All this nice weather is makin' me hanker some field work!  Instead, I wither away, chained to the ol' Word Processor, processin' words.  Oh well.

However, a few of us grad students were recently able to slip off for a little local rock hammering.  An old railroad cut here in town actually chops right through some pretty awesome Ordovician sandstones, actually providing some pretty okay exposure, for the midwest.  These sandstones are stupid-rich with well sorted, well rounded, upper-medium quartz grains; despite this, there's actually some pretty decent sed structures to enjoy, accentuated by weathering.
 











 The picture above shows some fairly nifty cross-stratification.  Don't be tricked by the apparent bi-directionality of the cross bedding, though! These are trough cross-stratified sets, formed by the migration of sinuous-crested 3-D dunes.  Paleoflow is actually broadly oblique into the picture, with troughs chopping into each other at slightly different angles. 
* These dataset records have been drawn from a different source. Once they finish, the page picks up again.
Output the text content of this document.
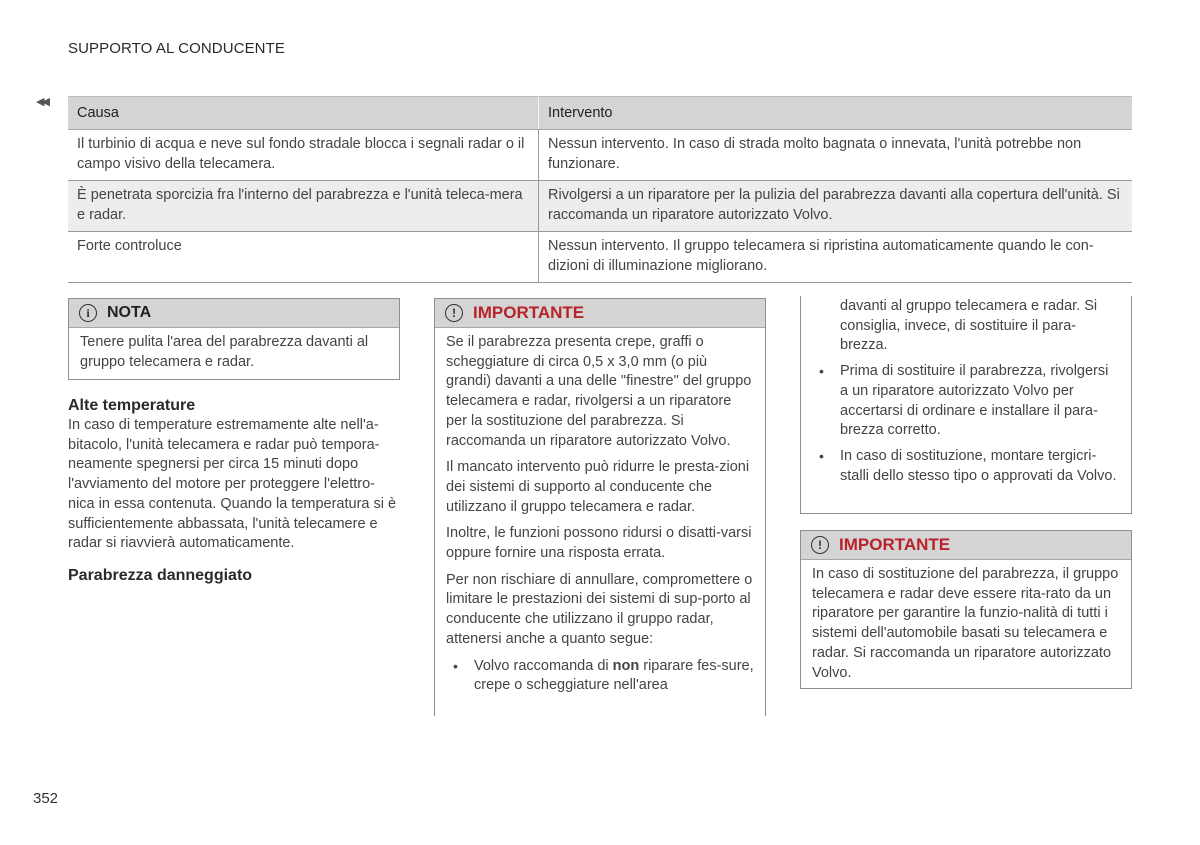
SUPPORTO AL CONDUCENTE
◀◀
Causa	Intervento
Il turbinio di acqua e neve sul fondo stradale blocca i segnali radar o il campo visivo della telecamera.	Nessun intervento. In caso di strada molto bagnata o innevata, l'unità potrebbe non funzionare.
È penetrata sporcizia fra l'interno del parabrezza e l'unità teleca-mera e radar.	Rivolgersi a un riparatore per la pulizia del parabrezza davanti alla copertura dell'unità. Si raccomanda un riparatore autorizzato Volvo.
Forte controluce	Nessun intervento. Il gruppo telecamera si ripristina automaticamente quando le con-dizioni di illuminazione migliorano.
i	NOTA
Tenere pulita l'area del parabrezza davanti al gruppo telecamera e radar.
Alte temperature
In caso di temperature estremamente alte nell'a-bitacolo, l'unità telecamera e radar può tempora-neamente spegnersi per circa 15 minuti dopo l'avviamento del motore per proteggere l'elettro-nica in essa contenuta. Quando la temperatura si è sufficientemente abbassata, l'unità telecamere e radar si riavvierà automaticamente.
Parabrezza danneggiato
!	IMPORTANTE

Se il parabrezza presenta crepe, graffi o scheggiature di circa 0,5 x 3,0 mm (o più grandi) davanti a una delle "finestre" del gruppo telecamera e radar, rivolgersi a un riparatore per la sostituzione del parabrezza. Si raccomanda un riparatore autorizzato Volvo.

Il mancato intervento può ridurre le presta-zioni dei sistemi di supporto al conducente che utilizzano il gruppo telecamera e radar.

Inoltre, le funzioni possono ridursi o disatti-varsi oppure fornire una risposta errata.

Per non rischiare di annullare, compromettere o limitare le prestazioni dei sistemi di sup-porto al conducente che utilizzano il gruppo radar, attenersi anche a quanto segue:

• Volvo raccomanda di non riparare fes-sure, crepe o scheggiature nell'area
davanti al gruppo telecamera e radar. Si consiglia, invece, di sostituire il para-brezza.
• Prima di sostituire il parabrezza, rivolgersi a un riparatore autorizzato Volvo per accertarsi di ordinare e installare il para-brezza corretto.
• In caso di sostituzione, montare tergicri-stalli dello stesso tipo o approvati da Volvo.
!	IMPORTANTE
In caso di sostituzione del parabrezza, il gruppo telecamera e radar deve essere rita-rato da un riparatore per garantire la funzio-nalità di tutti i sistemi dell'automobile basati su telecamera e radar. Si raccomanda un riparatore autorizzato Volvo.
352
The picture below is a close up of the juxtaposition of two different sets of cross-strata.












If you're not careful, you might interpret these structures as herring-bone cross-stratification, which would imply a tidal sort of paleoenvironment dominated by the bidirectional ebb- and flood-tidal cycles.  However, as you can see in the picture above, and with some careful observations on the rocks, the apparently different directions are actually just obliquely cut troughs, with the internal cross-laminae conforming to the immediately local conditions formed by the variable geometries of individual dunes spilling into the erosional scoops forming on their lee-side.  Careful paleocurrent measurements from these rocks would actually show a fairly consistent and unidirectional suite of directions, with no evidence of tidal back-and-forth. 
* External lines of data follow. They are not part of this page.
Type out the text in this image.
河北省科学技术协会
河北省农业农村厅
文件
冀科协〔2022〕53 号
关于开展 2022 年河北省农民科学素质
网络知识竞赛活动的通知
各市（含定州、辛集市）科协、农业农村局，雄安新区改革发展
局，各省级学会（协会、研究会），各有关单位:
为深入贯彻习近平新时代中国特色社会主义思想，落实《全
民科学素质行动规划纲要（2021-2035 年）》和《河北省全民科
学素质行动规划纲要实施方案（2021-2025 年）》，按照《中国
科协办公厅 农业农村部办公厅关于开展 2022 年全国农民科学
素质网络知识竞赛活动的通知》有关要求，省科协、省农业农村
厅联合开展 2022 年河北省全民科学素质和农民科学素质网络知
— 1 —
To be honest, I've never actually seen ANY convincing "herring-bone" cross-stratified sandstones; EVERY example I've ever been shown in the field turned out to be, upon closer and more careful inspection, the result of obliquely flow-perpendicular exposures of troughs.  I'm not saying that herring-bone x-strata don't exist, but just that they're probably grossly over interpreted.  A little careful, nose-on-the-rocks geology will rapidly disabuse us of our misapprehensions.

So don't be tricked by crafty sed structures!  Do as the geologists in the picture below, and get on those rocks!